No Seed Left Behind

Thursday, May 30th

This morning we headed to Seed Savers Exchange in Deborah, IA to help a crew work on weeding their gardens. Seed Savers is an organization that strives to preserve heirloom seeds. They have over 25,000 different varieties of seeds. Of this 25,000, they have 750 different varieties of potatoes and hundreds of varieties for other plants also! Each season they plant a couple hundred varieties of seeds for the purpose of gaining fresh seeds. Seeds can last for a long time if they are kept in the right conditions. However, each year the germination rate decreases, so periodically the seeds have to be planted. This is a large undertaking for an organization that only plants seeds on approximately 20 of its 890 acres each year. This is further complicated because certain plants have to be spaced out large distances to prevent cross-pollination. How does Seed Savers determine which of its 25,000 seeds to plant each year? Seed Savers has a computer system that sorts out its inventory of seeds, showing those with the highest priority to be planted. They also have volunteers who will plant seeds for them.
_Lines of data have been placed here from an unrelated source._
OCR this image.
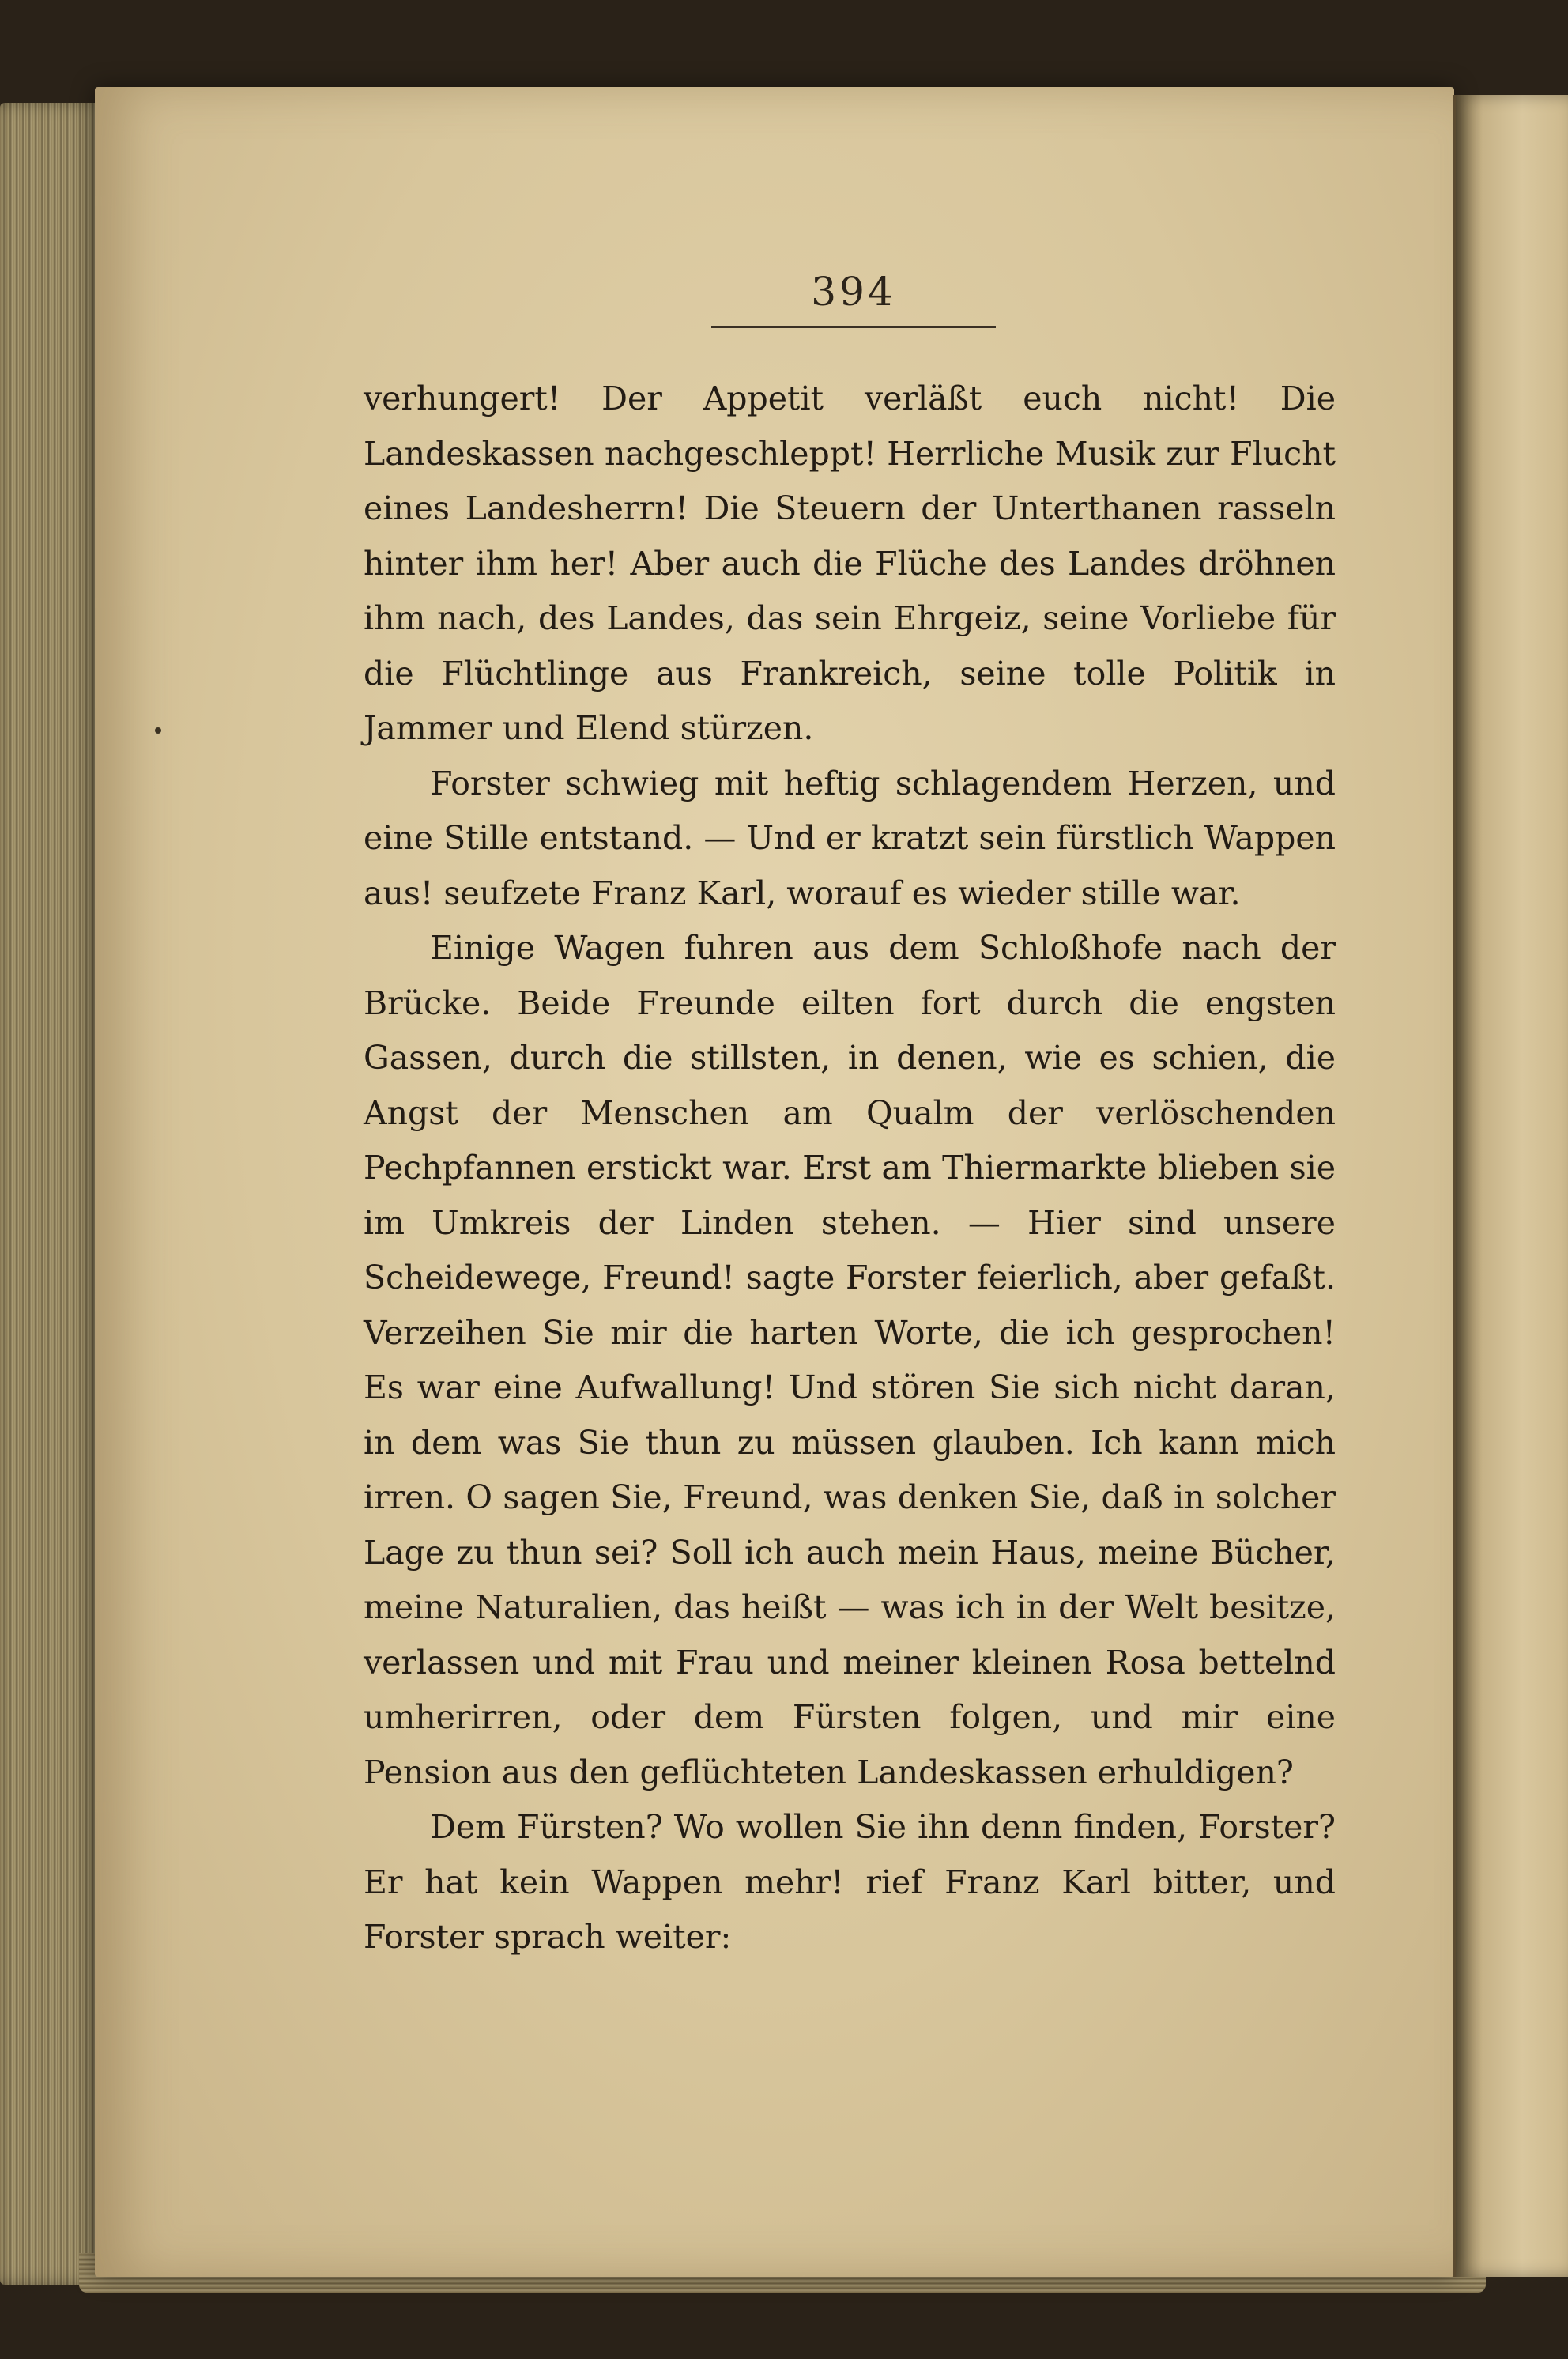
394

verhungert! Der Appetit verläßt euch nicht! Die Landeskassen nachgeschleppt! Herrliche Musik zur Flucht eines Landesherrn! Die Steuern der Unterthanen rasseln hinter ihm her! Aber auch die Flüche des Landes dröhnen ihm nach, des Landes, das sein Ehrgeiz, seine Vorliebe für die Flüchtlinge aus Frankreich, seine tolle Politik in Jammer und Elend stürzen.

Forster schwieg mit heftig schlagendem Herzen, und eine Stille entstand. — Und er kratzt sein fürstlich Wappen aus! seufzete Franz Karl, worauf es wieder stille war.

Einige Wagen fuhren aus dem Schloßhofe nach der Brücke. Beide Freunde eilten fort durch die engsten Gassen, durch die stillsten, in denen, wie es schien, die Angst der Menschen am Qualm der verlöschenden Pechpfannen erstickt war. Erst am Thiermarkte blieben sie im Umkreis der Linden stehen. — Hier sind unsere Scheidewege, Freund! sagte Forster feierlich, aber gefaßt. Verzeihen Sie mir die harten Worte, die ich gesprochen! Es war eine Aufwallung! Und stören Sie sich nicht daran, in dem was Sie thun zu müssen glauben. Ich kann mich irren. O sagen Sie, Freund, was denken Sie, daß in solcher Lage zu thun sei? Soll ich auch mein Haus, meine Bücher, meine Naturalien, das heißt — was ich in der Welt besitze, verlassen und mit Frau und meiner kleinen Rosa bettelnd umherirren, oder dem Fürsten folgen, und mir eine Pension aus den geflüchteten Landeskassen erhuldigen?

Dem Fürsten? Wo wollen Sie ihn denn finden, Forster? Er hat kein Wappen mehr! rief Franz Karl bitter, und Forster sprach weiter:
Unfortunately they only have 25 volunteer gardeners who are helping with this. Another tactic they use is tissue culture. Potatoes must be planted each year, but Seed Savers has over 750 varieties of potatoes and not enough room to plant them all. They are able to grow them all in tissue cultures and house all 750 in a refrigerator.

I really enjoyed this organization. It was a nice contrast to the Cortevas and Monsantos of the seed industry. I would to see farmers go back to a system where heirloom seeds are used. It would free up the farmer from having to buy seeds each year and release them from the chemical company system.